2025 e além: Avançar para cumprir integralmente a Convenção de Belém do Pará
O Caso Maria da Penha e seus desdobramentos apontam para o contínuo da violência de gênero na sociedade, nos diversos âmbitos da vida em que essa forma de violência encontra as meninas e as mulheres. Isso inclui espaços privados, como a família e o lar, mas também os espaços públicos, como as ruas e transportes, as escolas, o mundo do trabalho, a política e, inclusive, os territórios digitais.
O ato de ratificação e reparação simbólica que o Estado brasileiro realiza neste 10 de dezembro é um marco no processo de reconhecimento da violência doméstica e familiar contra as mulheres como violação de direitos humanos.

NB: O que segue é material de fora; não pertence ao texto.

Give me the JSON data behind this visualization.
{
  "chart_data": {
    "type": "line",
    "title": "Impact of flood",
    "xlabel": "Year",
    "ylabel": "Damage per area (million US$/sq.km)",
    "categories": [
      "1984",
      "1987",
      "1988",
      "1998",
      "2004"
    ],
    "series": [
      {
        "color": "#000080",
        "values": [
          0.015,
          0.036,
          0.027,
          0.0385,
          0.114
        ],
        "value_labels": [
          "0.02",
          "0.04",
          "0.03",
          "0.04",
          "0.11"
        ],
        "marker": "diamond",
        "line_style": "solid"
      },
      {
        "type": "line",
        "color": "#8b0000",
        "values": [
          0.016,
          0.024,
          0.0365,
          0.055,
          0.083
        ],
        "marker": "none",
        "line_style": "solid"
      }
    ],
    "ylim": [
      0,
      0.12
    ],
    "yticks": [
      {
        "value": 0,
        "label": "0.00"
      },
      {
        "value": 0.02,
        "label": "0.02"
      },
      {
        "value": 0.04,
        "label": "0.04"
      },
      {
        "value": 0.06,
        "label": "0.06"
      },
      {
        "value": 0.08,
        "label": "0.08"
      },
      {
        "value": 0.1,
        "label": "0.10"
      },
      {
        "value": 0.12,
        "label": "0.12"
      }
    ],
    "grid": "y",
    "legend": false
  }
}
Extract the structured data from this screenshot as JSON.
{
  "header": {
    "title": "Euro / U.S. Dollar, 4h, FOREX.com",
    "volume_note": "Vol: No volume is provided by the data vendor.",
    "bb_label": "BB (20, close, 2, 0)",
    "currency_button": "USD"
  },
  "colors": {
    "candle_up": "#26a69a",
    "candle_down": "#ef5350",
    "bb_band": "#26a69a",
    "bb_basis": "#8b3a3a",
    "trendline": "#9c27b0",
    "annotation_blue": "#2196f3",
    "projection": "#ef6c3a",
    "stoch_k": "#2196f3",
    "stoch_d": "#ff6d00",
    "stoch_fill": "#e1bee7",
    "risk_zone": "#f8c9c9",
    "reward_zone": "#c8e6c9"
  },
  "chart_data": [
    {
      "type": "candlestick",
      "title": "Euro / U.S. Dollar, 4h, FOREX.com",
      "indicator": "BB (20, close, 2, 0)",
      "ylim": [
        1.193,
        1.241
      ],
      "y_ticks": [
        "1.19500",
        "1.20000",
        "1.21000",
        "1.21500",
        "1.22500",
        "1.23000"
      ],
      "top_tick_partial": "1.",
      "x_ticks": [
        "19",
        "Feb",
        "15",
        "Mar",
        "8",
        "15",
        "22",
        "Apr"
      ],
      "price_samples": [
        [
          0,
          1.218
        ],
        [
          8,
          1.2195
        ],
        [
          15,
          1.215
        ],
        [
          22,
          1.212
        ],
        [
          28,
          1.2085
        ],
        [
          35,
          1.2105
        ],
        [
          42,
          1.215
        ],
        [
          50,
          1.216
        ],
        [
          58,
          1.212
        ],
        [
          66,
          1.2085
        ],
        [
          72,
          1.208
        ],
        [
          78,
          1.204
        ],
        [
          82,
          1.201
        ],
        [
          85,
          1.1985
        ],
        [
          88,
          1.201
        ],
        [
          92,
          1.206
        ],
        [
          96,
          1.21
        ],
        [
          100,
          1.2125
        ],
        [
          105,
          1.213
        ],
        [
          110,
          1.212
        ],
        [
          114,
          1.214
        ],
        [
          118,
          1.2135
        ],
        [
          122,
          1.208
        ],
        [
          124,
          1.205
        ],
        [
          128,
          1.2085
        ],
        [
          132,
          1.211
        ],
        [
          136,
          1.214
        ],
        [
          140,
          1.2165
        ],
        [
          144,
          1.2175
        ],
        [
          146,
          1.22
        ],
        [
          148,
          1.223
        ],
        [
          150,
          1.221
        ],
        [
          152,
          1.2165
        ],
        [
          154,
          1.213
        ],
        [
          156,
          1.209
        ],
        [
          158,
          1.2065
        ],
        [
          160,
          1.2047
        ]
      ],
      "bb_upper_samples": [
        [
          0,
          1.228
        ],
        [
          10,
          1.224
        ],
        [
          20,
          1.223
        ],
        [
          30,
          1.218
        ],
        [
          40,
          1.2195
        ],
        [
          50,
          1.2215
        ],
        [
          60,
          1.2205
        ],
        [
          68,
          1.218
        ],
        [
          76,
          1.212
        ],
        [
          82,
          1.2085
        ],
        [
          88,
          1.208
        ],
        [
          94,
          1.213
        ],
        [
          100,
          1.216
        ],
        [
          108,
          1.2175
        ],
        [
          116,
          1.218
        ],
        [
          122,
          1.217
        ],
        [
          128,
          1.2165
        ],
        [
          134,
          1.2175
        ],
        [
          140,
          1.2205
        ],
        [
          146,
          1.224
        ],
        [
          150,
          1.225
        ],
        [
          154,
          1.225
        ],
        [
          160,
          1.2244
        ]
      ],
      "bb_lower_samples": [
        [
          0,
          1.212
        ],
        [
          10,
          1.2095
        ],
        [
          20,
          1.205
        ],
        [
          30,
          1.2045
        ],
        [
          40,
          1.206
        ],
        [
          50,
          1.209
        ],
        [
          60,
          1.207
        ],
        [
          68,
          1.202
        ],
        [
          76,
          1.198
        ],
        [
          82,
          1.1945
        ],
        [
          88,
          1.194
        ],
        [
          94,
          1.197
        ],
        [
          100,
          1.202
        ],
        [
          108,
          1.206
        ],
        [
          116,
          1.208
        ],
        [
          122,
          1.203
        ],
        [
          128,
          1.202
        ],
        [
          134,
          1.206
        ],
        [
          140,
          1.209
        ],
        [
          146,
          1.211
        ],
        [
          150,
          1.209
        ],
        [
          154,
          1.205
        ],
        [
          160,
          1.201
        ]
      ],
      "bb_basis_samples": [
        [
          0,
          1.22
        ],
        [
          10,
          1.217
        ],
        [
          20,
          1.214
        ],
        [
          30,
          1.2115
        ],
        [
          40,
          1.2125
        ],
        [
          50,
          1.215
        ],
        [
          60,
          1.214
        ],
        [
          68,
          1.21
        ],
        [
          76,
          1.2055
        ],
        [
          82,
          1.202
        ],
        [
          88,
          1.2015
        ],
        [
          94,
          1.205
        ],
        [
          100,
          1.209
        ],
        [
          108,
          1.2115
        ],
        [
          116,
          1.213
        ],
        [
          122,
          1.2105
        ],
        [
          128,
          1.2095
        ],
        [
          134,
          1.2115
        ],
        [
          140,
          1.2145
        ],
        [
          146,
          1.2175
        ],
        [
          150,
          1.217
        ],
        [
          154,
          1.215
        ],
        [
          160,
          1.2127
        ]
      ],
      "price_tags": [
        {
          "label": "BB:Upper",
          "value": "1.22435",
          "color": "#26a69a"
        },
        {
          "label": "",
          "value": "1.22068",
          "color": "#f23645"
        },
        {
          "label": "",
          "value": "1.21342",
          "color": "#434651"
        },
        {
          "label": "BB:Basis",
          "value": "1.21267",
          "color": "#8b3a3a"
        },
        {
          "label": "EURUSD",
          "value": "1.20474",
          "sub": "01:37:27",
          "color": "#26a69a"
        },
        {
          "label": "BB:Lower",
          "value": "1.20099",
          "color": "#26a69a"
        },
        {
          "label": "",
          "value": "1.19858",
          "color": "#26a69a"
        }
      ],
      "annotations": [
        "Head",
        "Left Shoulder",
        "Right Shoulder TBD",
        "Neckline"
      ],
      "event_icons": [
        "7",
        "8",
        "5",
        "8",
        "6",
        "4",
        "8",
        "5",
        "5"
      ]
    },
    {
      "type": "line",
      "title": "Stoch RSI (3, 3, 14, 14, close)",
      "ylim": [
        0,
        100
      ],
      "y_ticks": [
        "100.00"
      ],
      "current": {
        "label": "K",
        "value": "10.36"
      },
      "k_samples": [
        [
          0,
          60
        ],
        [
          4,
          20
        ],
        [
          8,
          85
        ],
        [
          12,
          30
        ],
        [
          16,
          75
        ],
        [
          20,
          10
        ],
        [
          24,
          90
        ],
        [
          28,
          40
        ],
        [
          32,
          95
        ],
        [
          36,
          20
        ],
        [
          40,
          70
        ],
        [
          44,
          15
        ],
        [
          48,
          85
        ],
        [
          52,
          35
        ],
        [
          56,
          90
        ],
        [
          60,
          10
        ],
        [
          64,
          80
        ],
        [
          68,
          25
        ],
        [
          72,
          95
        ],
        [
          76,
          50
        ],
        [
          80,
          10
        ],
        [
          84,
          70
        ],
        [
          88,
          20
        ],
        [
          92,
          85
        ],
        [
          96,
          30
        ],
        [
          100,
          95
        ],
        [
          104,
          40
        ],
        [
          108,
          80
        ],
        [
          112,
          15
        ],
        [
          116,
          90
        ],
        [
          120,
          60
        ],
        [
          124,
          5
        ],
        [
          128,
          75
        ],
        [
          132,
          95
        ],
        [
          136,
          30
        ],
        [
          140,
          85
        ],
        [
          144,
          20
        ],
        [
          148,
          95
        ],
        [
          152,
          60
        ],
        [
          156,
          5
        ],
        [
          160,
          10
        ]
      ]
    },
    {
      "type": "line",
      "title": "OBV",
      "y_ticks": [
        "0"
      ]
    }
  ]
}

Recomenda-se que o Brasil siga avançando na adoção de marcos normativos abrangentes plenamente alinhados à Convenção de Belém do Pará, que protejam integralmente as meninas e mulheres contra a violência de gênero, em todos os âmbitos da vida, inclusive contra as formas de violência de gênero mediadas pela tecnologia.
Recomenda-se ainda que o país garanta a integridade normativa da Lei Maria da Penha e disponha de todos os meios possíveis para assegurar a sua plena observação.

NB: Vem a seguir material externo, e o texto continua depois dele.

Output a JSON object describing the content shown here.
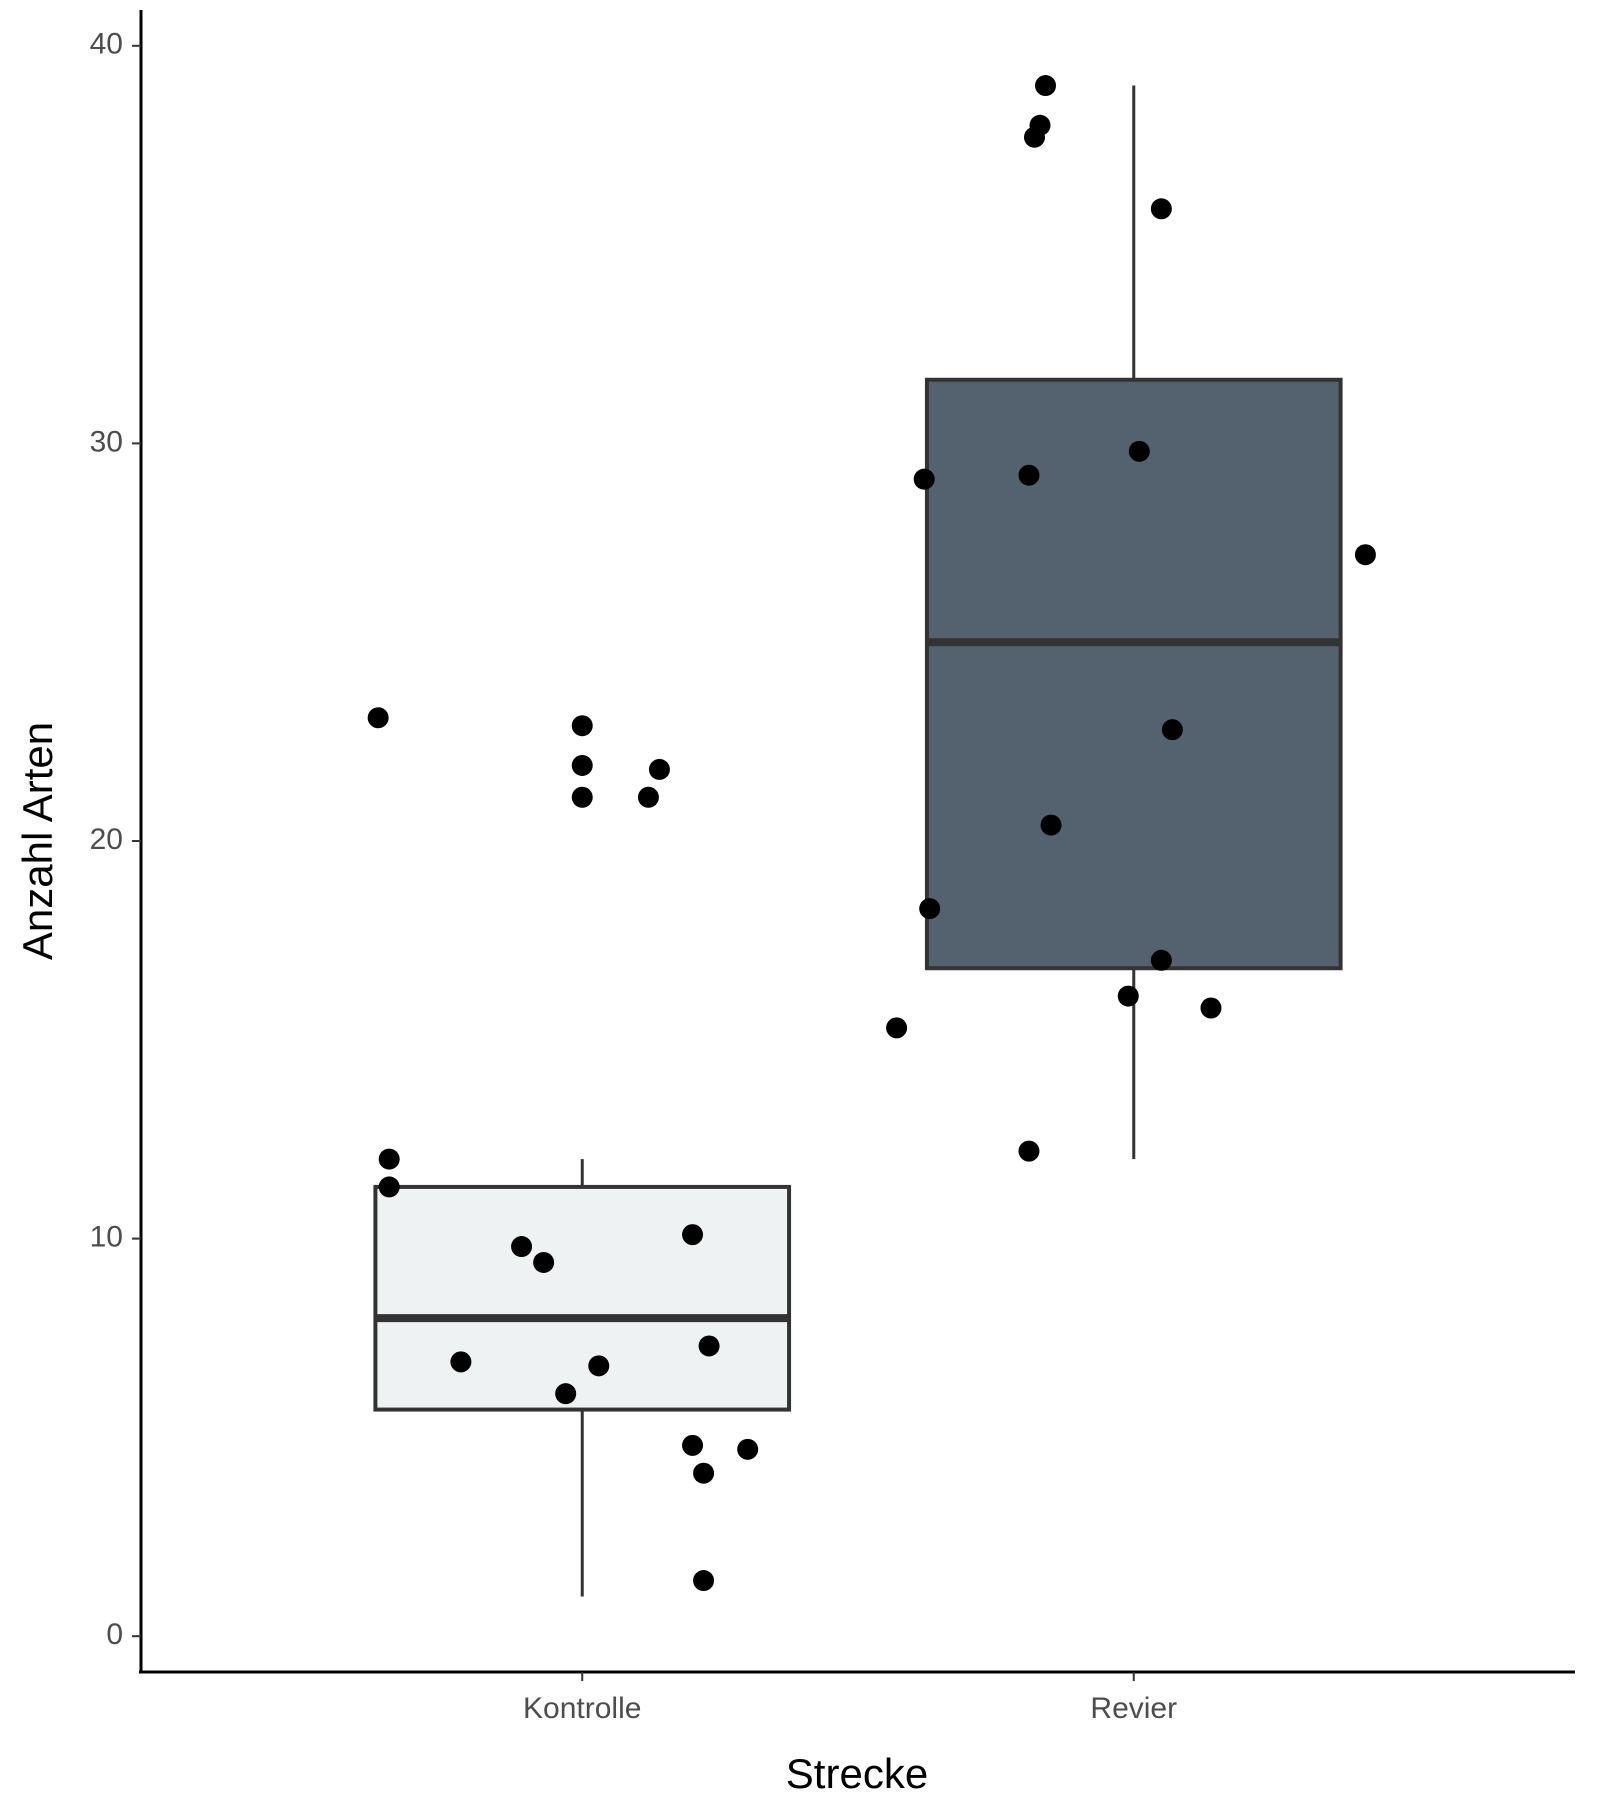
{
  "chart_data": {
    "type": "boxplot",
    "xlabel": "Strecke",
    "ylabel": "Anzahl Arten",
    "ylim": [
      -0.9,
      40.9
    ],
    "yticks": [
      0,
      10,
      20,
      30,
      40
    ],
    "grid": false,
    "categories": [
      "Kontrolle",
      "Revier"
    ],
    "colors": {
      "Kontrolle": "#eff2f3",
      "Revier": "#546270"
    },
    "boxes": [
      {
        "name": "Kontrolle",
        "whisker_low": 1,
        "q1": 5.7,
        "median": 8,
        "q3": 11.3,
        "whisker_high": 12,
        "points": [
          {
            "dx": -0.37,
            "y": 23.1
          },
          {
            "dx": -0.35,
            "y": 12
          },
          {
            "dx": -0.35,
            "y": 11.3
          },
          {
            "dx": -0.22,
            "y": 6.9
          },
          {
            "dx": -0.11,
            "y": 9.8
          },
          {
            "dx": -0.07,
            "y": 9.4
          },
          {
            "dx": -0.03,
            "y": 6.1
          },
          {
            "dx": 0.03,
            "y": 6.8
          },
          {
            "dx": 0.0,
            "y": 22.9
          },
          {
            "dx": 0.0,
            "y": 21.9
          },
          {
            "dx": 0.0,
            "y": 21.1
          },
          {
            "dx": 0.12,
            "y": 21.1
          },
          {
            "dx": 0.14,
            "y": 21.8
          },
          {
            "dx": 0.2,
            "y": 10.1
          },
          {
            "dx": 0.2,
            "y": 4.8
          },
          {
            "dx": 0.23,
            "y": 7.3
          },
          {
            "dx": 0.22,
            "y": 4.1
          },
          {
            "dx": 0.3,
            "y": 4.7
          },
          {
            "dx": 0.22,
            "y": 1.4
          }
        ]
      },
      {
        "name": "Revier",
        "whisker_low": 12,
        "q1": 16.8,
        "median": 25,
        "q3": 31.6,
        "whisker_high": 39,
        "points": [
          {
            "dx": -0.43,
            "y": 15.3
          },
          {
            "dx": -0.38,
            "y": 29.1
          },
          {
            "dx": -0.37,
            "y": 18.3
          },
          {
            "dx": -0.19,
            "y": 29.2
          },
          {
            "dx": -0.19,
            "y": 12.2
          },
          {
            "dx": -0.18,
            "y": 37.7
          },
          {
            "dx": -0.17,
            "y": 38
          },
          {
            "dx": -0.16,
            "y": 39
          },
          {
            "dx": -0.15,
            "y": 20.4
          },
          {
            "dx": -0.01,
            "y": 16.1
          },
          {
            "dx": 0.01,
            "y": 29.8
          },
          {
            "dx": 0.05,
            "y": 35.9
          },
          {
            "dx": 0.05,
            "y": 17
          },
          {
            "dx": 0.07,
            "y": 22.8
          },
          {
            "dx": 0.14,
            "y": 15.8
          },
          {
            "dx": 0.42,
            "y": 27.2
          }
        ]
      }
    ]
  }
}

Por fim, recomenda-se que a prevenção e resposta à violência de gênero contra mulheres e meninas seja objeto de políticas públicas abrangentes, com alcance em todo o país, fundamentada em princípios da universalidade de direitos, o reconhecimento das desigualdades estruturais de gênero, raça e etnia e da diversidade de mulheres e meninas que cotidianamente enfrentam obstáculos para acessar seus direitos.
Nesse sentido, a COP10 do MESECVI é marcada por diálogos em torno de propostas, avaliações e iniciativas para avançar o cumprimento integral da Convenção de Belém do Pará no Brasil e em toda a região. Isso inclui a Recomendação Geral n. 5 sobre Violência de Gênero contra Mulheres Afrodescendentes e o Projeto de Lei Modelo Interamericana para Prevenir, Punir e Erradicar a Violência Digital de Gênero contra a Mulher do MESECVI. Além disso, com especialistas nacionais e internacionais e ao lado dos movimentos feministas, o Brasil discute esforços em torno de uma lei integral de violência de gênero.
A ONU Mulheres reitera o seu compromisso com os direitos humanos das meninas e mulheres, em linha com as prioridades nacionais, e a convicção de que uma vida livre de violência é uma possibilidade real para todas.